Esa sensación se resume en el exorcismo a Christina. El bruto se nos ofrenda extractado en 17 minutos, con 7 cortes claros. La textura digital, de foco vacilante, inviste una cualidad casera al registro, amplifica la violencia intrínseca de la situación. El sufrimiento se sospecha verosímil; más aún, irrefutable. Sin embargo, tan pronto como la feligresa rasga sus cuerdas vocales interpretando un sonido gutural, nuestro sistema de creencias entra en conflicto. La dimensión de lo mostrado se eleva sobre lo mundano cual Reagan sobre el somier de su cuarto del barrio de Georgetown.

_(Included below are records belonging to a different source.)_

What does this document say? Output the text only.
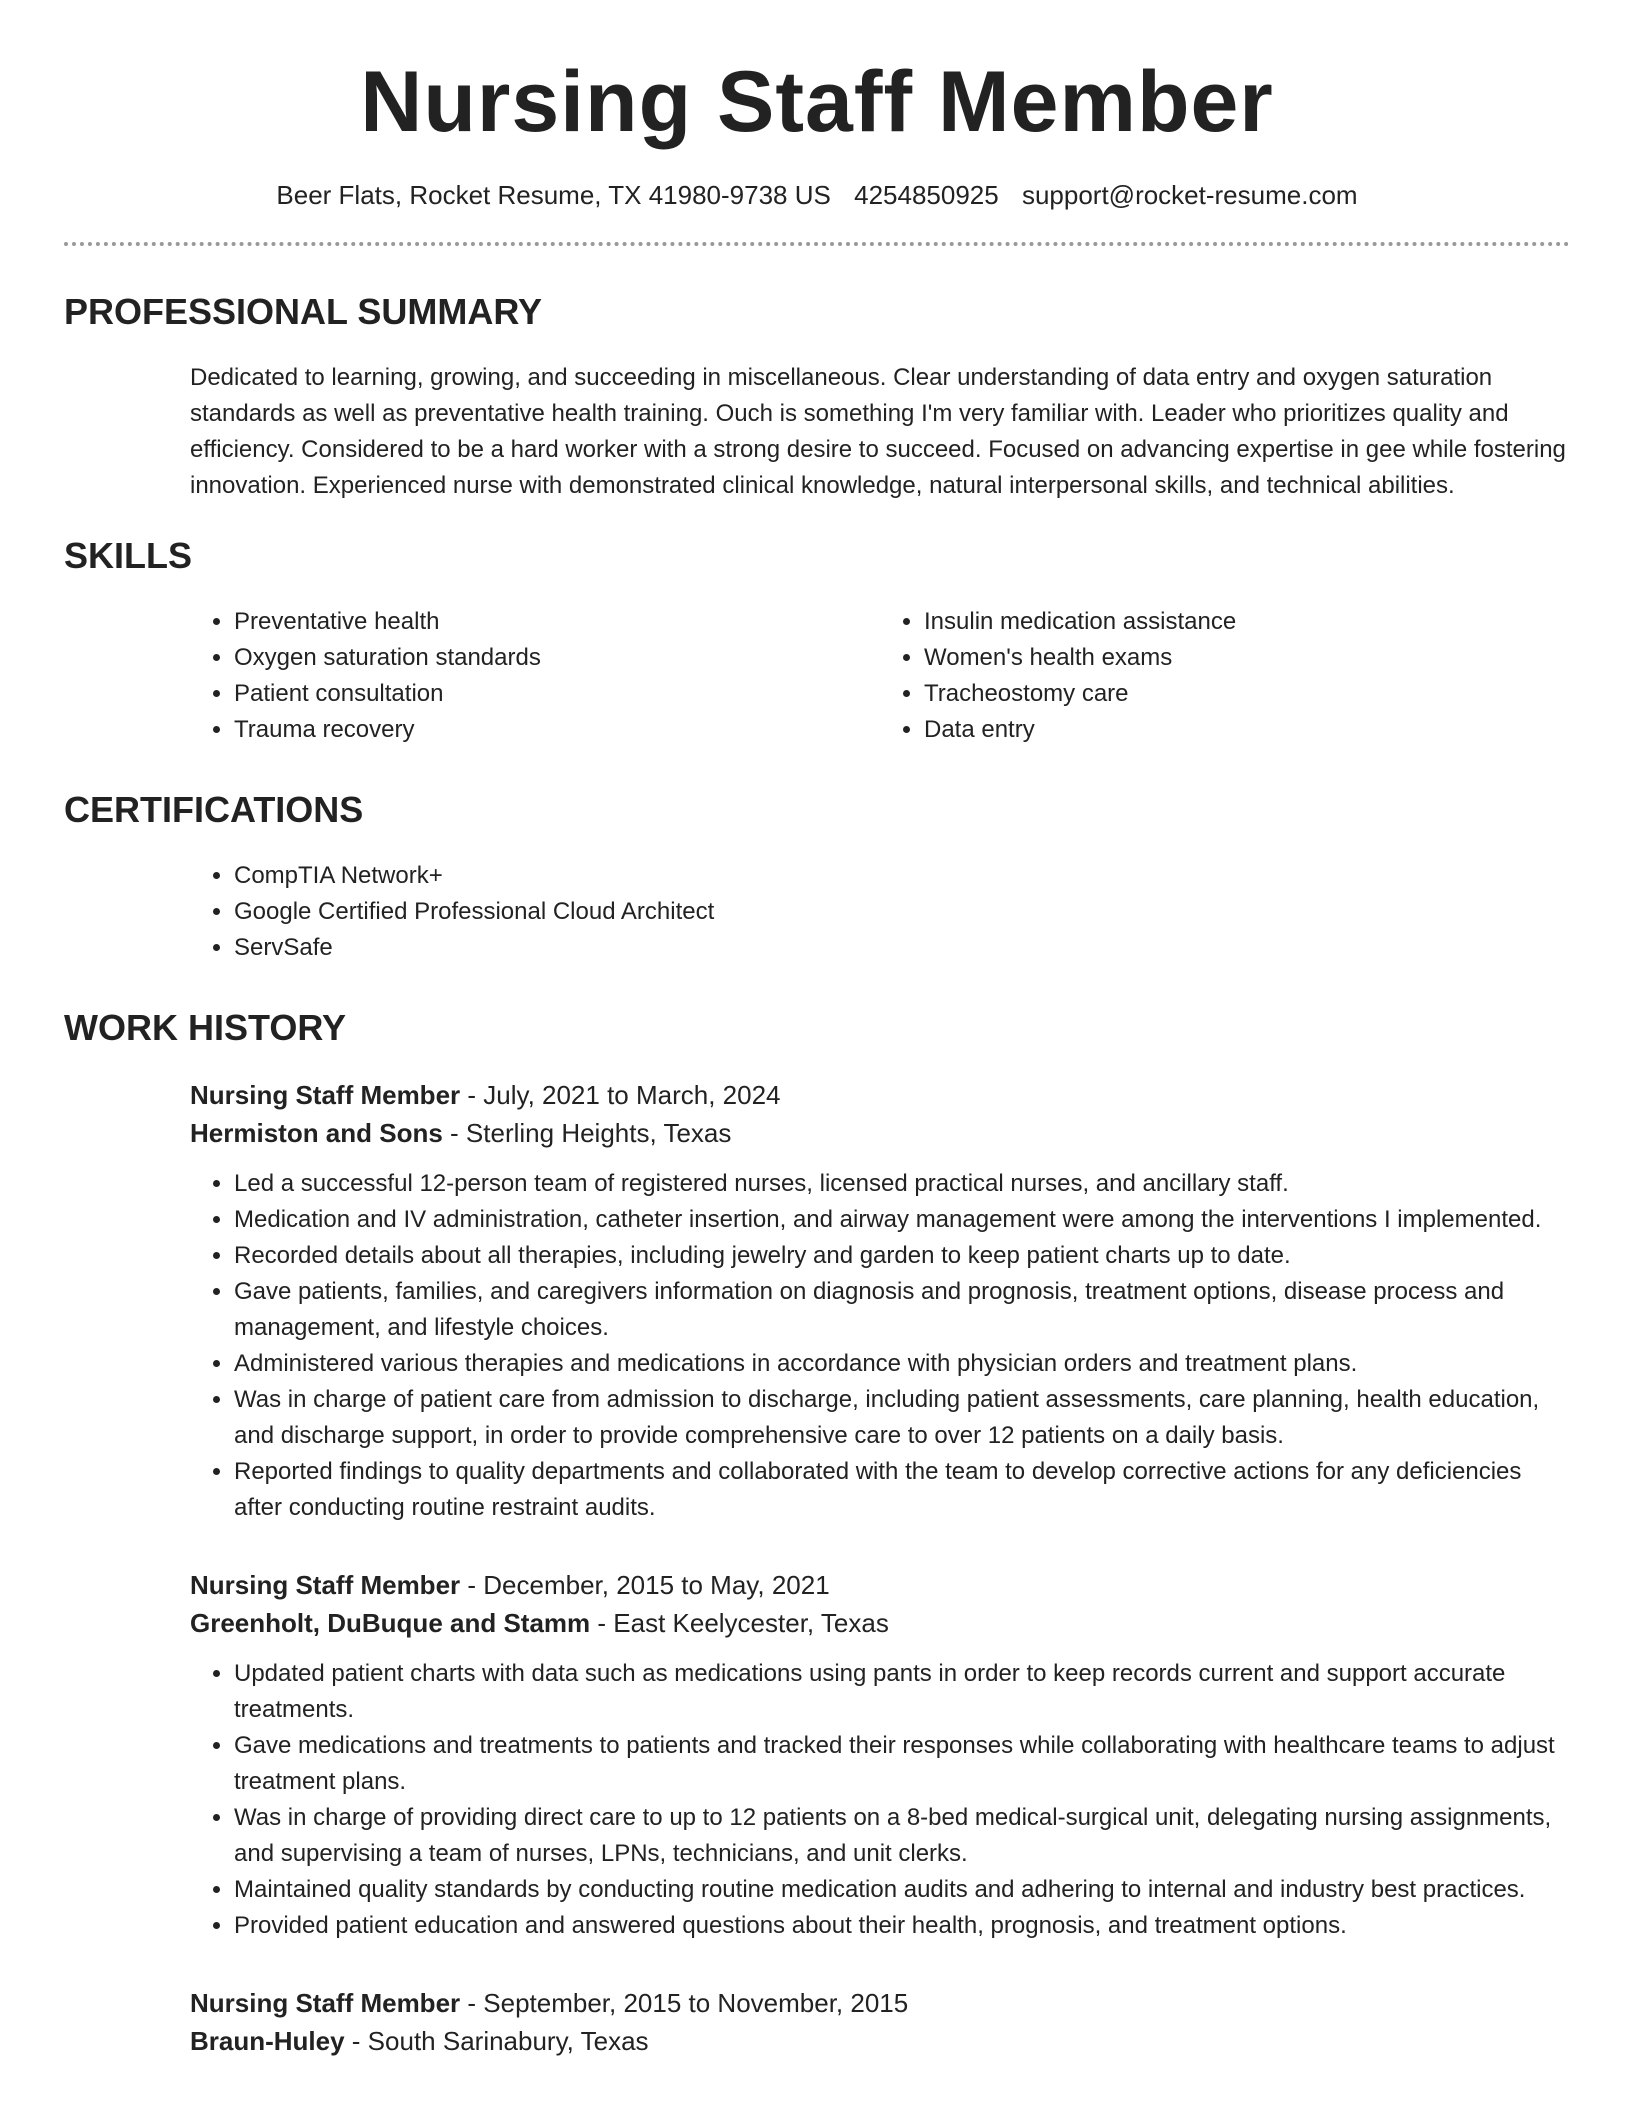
Nursing Staff Member
Beer Flats, Rocket Resume, TX 41980-9738 US 4254850925 support@rocket-resume.com
PROFESSIONAL SUMMARY

Dedicated to learning, growing, and succeeding in miscellaneous. Clear understanding of data entry and oxygen saturation standards as well as preventative health training. Ouch is something I'm very familiar with. Leader who prioritizes quality and efficiency. Considered to be a hard worker with a strong desire to succeed. Focused on advancing expertise in gee while fostering innovation. Experienced nurse with demonstrated clinical knowledge, natural interpersonal skills, and technical abilities.

SKILLS
• Preventative health
• Oxygen saturation standards
• Patient consultation
• Trauma recovery
• Insulin medication assistance
• Women's health exams
• Tracheostomy care
• Data entry
CERTIFICATIONS
• CompTIA Network+
• Google Certified Professional Cloud Architect
• ServSafe
WORK HISTORY
Nursing Staff Member - July, 2021 to March, 2024
Hermiston and Sons - Sterling Heights, Texas
• Led a successful 12-person team of registered nurses, licensed practical nurses, and ancillary staff.
• Medication and IV administration, catheter insertion, and airway management were among the interventions I implemented.
• Recorded details about all therapies, including jewelry and garden to keep patient charts up to date.
• Gave patients, families, and caregivers information on diagnosis and prognosis, treatment options, disease process and management, and lifestyle choices.
• Administered various therapies and medications in accordance with physician orders and treatment plans.
• Was in charge of patient care from admission to discharge, including patient assessments, care planning, health education, and discharge support, in order to provide comprehensive care to over 12 patients on a daily basis.
• Reported findings to quality departments and collaborated with the team to develop corrective actions for any deficiencies after conducting routine restraint audits.
Nursing Staff Member - December, 2015 to May, 2021
Greenholt, DuBuque and Stamm - East Keelycester, Texas
• Updated patient charts with data such as medications using pants in order to keep records current and support accurate treatments.
• Gave medications and treatments to patients and tracked their responses while collaborating with healthcare teams to adjust treatment plans.
• Was in charge of providing direct care to up to 12 patients on a 8-bed medical-surgical unit, delegating nursing assignments, and supervising a team of nurses, LPNs, technicians, and unit clerks.
• Maintained quality standards by conducting routine medication audits and adhering to internal and industry best practices.
• Provided patient education and answered questions about their health, prognosis, and treatment options.
Nursing Staff Member - September, 2015 to November, 2015
Braun-Huley - South Sarinabury, Texas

¿Es real tal arrealidad? ¿Es ese sonido una escenificación, una alteración a posteriori? Friedkin ha negado en público la mayor (que en los créditos se omita la parcela de postproducción de sonido descartaría el retoque... o al menos eludiría su puesta en duda), pero la indecisión ante el gesto ya ejerce una poderosa sugestión. Cabe juzgar su pertinencia, el uso que hace de la maleabilidad de la mujer, cuya dolencia, denomínese como sea, resulta evidente; pero no así la expresión de lo desconocido, de una otredad que, artificial o no, inflige desazón. Inquieta, demonios.

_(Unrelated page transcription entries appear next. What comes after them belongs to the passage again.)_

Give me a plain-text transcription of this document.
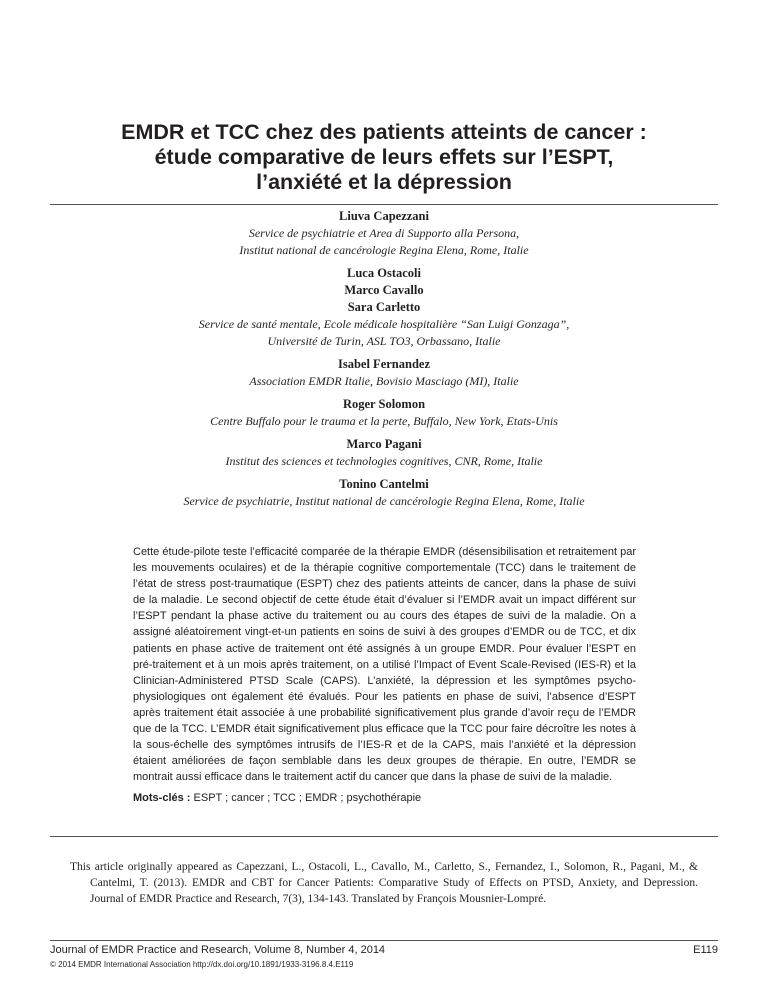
EMDR et TCC chez des patients atteints de cancer :
étude comparative de leurs effets sur l’ESPT,
l’anxiété et la dépression
Liuva Capezzani
Service de psychiatrie et Area di Supporto alla Persona,
Institut national de cancérologie Regina Elena, Rome, Italie
Luca Ostacoli
Marco Cavallo
Sara Carletto
Service de santé mentale, Ecole médicale hospitalière “San Luigi Gonzaga”,
Université de Turin, ASL TO3, Orbassano, Italie
Isabel Fernandez
Association EMDR Italie, Bovisio Masciago (MI), Italie
Roger Solomon
Centre Buffalo pour le trauma et la perte, Buffalo, New York, Etats-Unis
Marco Pagani
Institut des sciences et technologies cognitives, CNR, Rome, Italie
Tonino Cantelmi
Service de psychiatrie, Institut national de cancérologie Regina Elena, Rome, Italie

Cette étude-pilote teste l’efficacité comparée de la thérapie EMDR (désensibilisation et retraitement par les mouvements oculaires) et de la thérapie cognitive comportementale (TCC) dans le traitement de l’état de stress post-traumatique (ESPT) chez des patients atteints de cancer, dans la phase de suivi de la maladie. Le second objectif de cette étude était d’évaluer si l’EMDR avait un impact différent sur l’ESPT pendant la phase active du traitement ou au cours des étapes de suivi de la maladie. On a assigné aléatoirement vingt-et-un patients en soins de suivi à des groupes d’EMDR ou de TCC, et dix patients en phase active de traitement ont été assignés à un groupe EMDR. Pour évaluer l’ESPT en pré-traitement et à un mois après traitement, on a utilisé l’Impact of Event Scale-Revised (IES-R) et la Clinician-Administered PTSD Scale (CAPS). L’anxiété, la dépression et les symptômes psycho-physiologiques ont également été évalués. Pour les patients en phase de suivi, l’absence d’ESPT après traitement était associée à une probabilité significativement plus grande d’avoir reçu de l’EMDR que de la TCC. L’EMDR était significativement plus efficace que la TCC pour faire décroître les notes à la sous-échelle des symptômes intrusifs de l’IES-R et de la CAPS, mais l’anxiété et la dépression étaient améliorées de façon semblable dans les deux groupes de thérapie. En outre, l’EMDR se montrait aussi efficace dans le traitement actif du cancer que dans la phase de suivi de la maladie.

Mots-clés : ESPT ; cancer ; TCC ; EMDR ; psychothérapie

This article originally appeared as Capezzani, L., Ostacoli, L., Cavallo, M., Carletto, S., Fernandez, I., Solomon, R., Pagani, M., & Cantelmi, T. (2013). EMDR and CBT for Cancer Patients: Comparative Study of Effects on PTSD, Anxiety, and Depression. Journal of EMDR Practice and Research, 7(3), 134-143. Translated by François Mousnier-Lompré.

Journal of EMDR Practice and Research, Volume 8, Number 4, 2014	E119
© 2014 EMDR International Association http://dx.doi.org/10.1891/1933-3196.8.4.E119
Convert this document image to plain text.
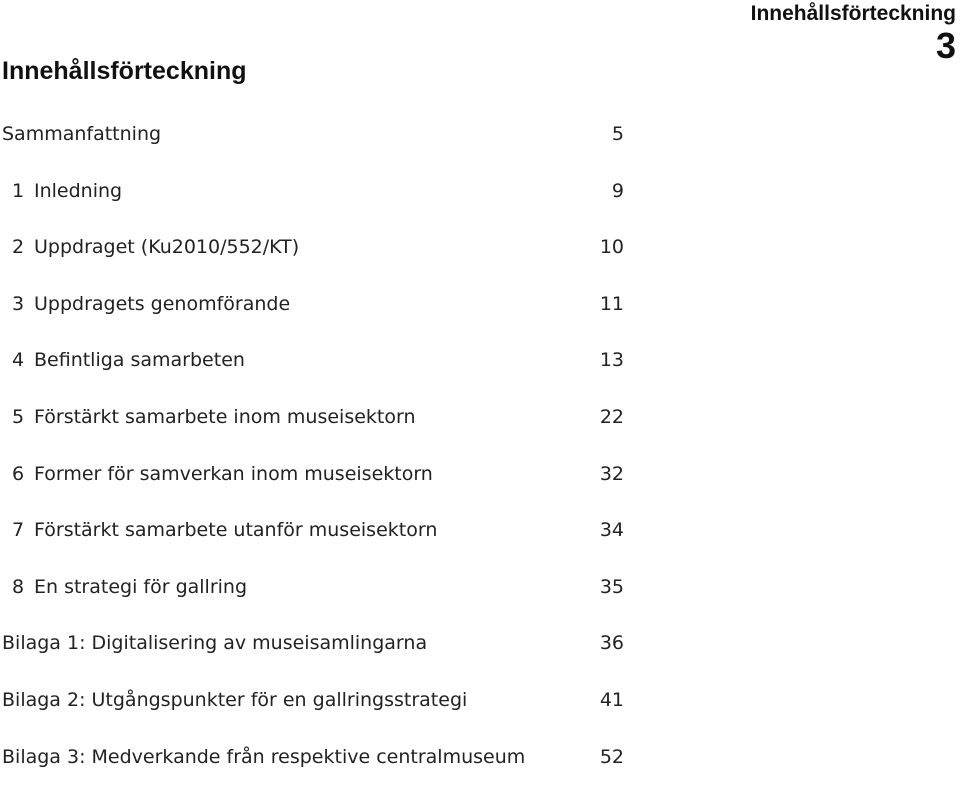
Innehållsförteckning
3
Innehållsförteckning
Sammanfattning	5
1 Inledning	9
2 Uppdraget (Ku2010/552/KT)	10
3 Uppdragets genomförande	11
4 Befintliga samarbeten	13
5 Förstärkt samarbete inom museisektorn	22
6 Former för samverkan inom museisektorn	32
7 Förstärkt samarbete utanför museisektorn	34
8 En strategi för gallring	35
Bilaga 1: Digitalisering av museisamlingarna	36
Bilaga 2: Utgångspunkter för en gallringsstrategi	41
Bilaga 3: Medverkande från respektive centralmuseum	52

The Devil and Father Amorth trabaja desde esa corta distancia sobre lo real que impide discernir lo documental de lo pseudo-documental, el síntoma de la fenomenología. La dramatización de su último encuentro con la supuesta poseída, en un fortuito (a la par que conveniente) giro narrativo, cuestiona la naturaleza del artefacto, aproximándolo a coordenadas del cine mondo: de la búsqueda del misterio trascendente de la fe, el impacto se revela como única respuesta extraíble.
El diablo en los detalles
“¡Quiero que se vea!”, exclamó Christina, o quien estuviera tiranizando su voluntad, mientras reptaba hacia William Friedkin y su jefe de producción italiano entre las paredes de una iglesia rural. O eso asegura el primero al compendiar esa cita definitiva con la paciente, adquiriendo su locución un ímpetu urgente, más propio de un apurado personaje de Poe que de un autor respetado. El collage de imágenes, entendido como la sorpresa con la que cerrar en alto el relato, se desborda hasta aguar cualquier pretensión de fiabilidad en el texto.

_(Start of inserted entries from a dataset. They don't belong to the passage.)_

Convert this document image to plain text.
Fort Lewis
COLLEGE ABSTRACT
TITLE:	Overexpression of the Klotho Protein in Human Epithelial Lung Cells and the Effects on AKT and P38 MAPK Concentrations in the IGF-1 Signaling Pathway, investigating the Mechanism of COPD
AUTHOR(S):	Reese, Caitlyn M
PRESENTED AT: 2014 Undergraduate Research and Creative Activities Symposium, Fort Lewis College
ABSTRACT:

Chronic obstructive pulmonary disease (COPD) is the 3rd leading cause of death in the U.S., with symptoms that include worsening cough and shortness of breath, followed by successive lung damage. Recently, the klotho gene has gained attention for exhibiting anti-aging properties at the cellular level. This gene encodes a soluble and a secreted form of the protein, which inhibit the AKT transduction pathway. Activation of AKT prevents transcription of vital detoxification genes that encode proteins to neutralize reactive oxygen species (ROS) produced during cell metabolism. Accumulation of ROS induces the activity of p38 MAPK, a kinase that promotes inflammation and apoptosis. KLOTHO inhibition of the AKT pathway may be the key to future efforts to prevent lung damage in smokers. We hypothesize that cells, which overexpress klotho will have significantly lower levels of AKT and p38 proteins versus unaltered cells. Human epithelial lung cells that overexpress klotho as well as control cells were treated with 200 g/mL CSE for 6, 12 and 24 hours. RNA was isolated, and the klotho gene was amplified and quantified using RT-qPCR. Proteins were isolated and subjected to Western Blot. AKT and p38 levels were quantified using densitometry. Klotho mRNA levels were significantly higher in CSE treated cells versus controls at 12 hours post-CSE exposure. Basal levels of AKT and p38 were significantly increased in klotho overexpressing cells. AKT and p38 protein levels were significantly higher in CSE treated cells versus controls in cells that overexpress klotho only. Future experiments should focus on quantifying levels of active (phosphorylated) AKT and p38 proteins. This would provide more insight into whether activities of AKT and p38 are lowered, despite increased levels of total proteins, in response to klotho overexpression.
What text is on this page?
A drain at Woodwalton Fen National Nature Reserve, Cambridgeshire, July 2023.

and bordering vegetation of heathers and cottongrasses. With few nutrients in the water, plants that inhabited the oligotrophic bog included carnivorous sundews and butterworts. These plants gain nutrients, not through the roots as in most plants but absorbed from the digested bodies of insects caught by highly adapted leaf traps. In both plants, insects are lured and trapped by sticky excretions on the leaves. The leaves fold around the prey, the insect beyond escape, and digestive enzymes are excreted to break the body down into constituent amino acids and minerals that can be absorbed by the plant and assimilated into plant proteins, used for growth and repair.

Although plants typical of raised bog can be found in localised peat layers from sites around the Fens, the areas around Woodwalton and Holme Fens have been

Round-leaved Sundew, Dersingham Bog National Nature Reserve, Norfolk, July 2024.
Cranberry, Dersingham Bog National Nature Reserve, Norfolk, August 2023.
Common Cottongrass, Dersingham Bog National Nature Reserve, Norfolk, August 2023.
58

El vocablo Lucifer, uno de los nombres habituales a los que responde el ángel caído, equivalía en su origen latino al dador de luz, antes de su reinterpretación por la tradición hebrea. El cine, por su naturaleza, nace de la misma luz, transportada mediante la emulsión; luego se trataría del arte demoníaco refinado, su manifestación destilada.
El referente retratado queda poseído mediante el rito de la grabación, cuando la cámara se pone en funcionamiento. Y Friedkin, que araña las 83 primaveras en el momento en que The Devil and Father Amorth recibe su estreno imperceptible en Netflix, pretende ratificarse con esta pieza fea y deslavazada, pero a la vez subyugante, en el primer orden de su culto.
Porque escenas como la recreación certifican que este shockumental no es tanto un homenaje a la figura de Amorth, ni una dudosa cronología del mal espiritual que aflige a Christina, como una reivindicación de Friedkin mismo como portador, más allá de las nuevas generaciones o de otras consideraciones peregrinas. Casi un capricho con el que saciar su curiosidad inherente como creador de imágenes perdurables, como generador de temores irresolubles.
45 años después, contradiciendo a Jeffrey Burton Russell, Friedkin se ha acostumbrado a trabajar con el maligno, a ser su emisario, a energizarse a través de él. Vivir y morir en(tre) los ángeles. Qué decir, más que “salve”.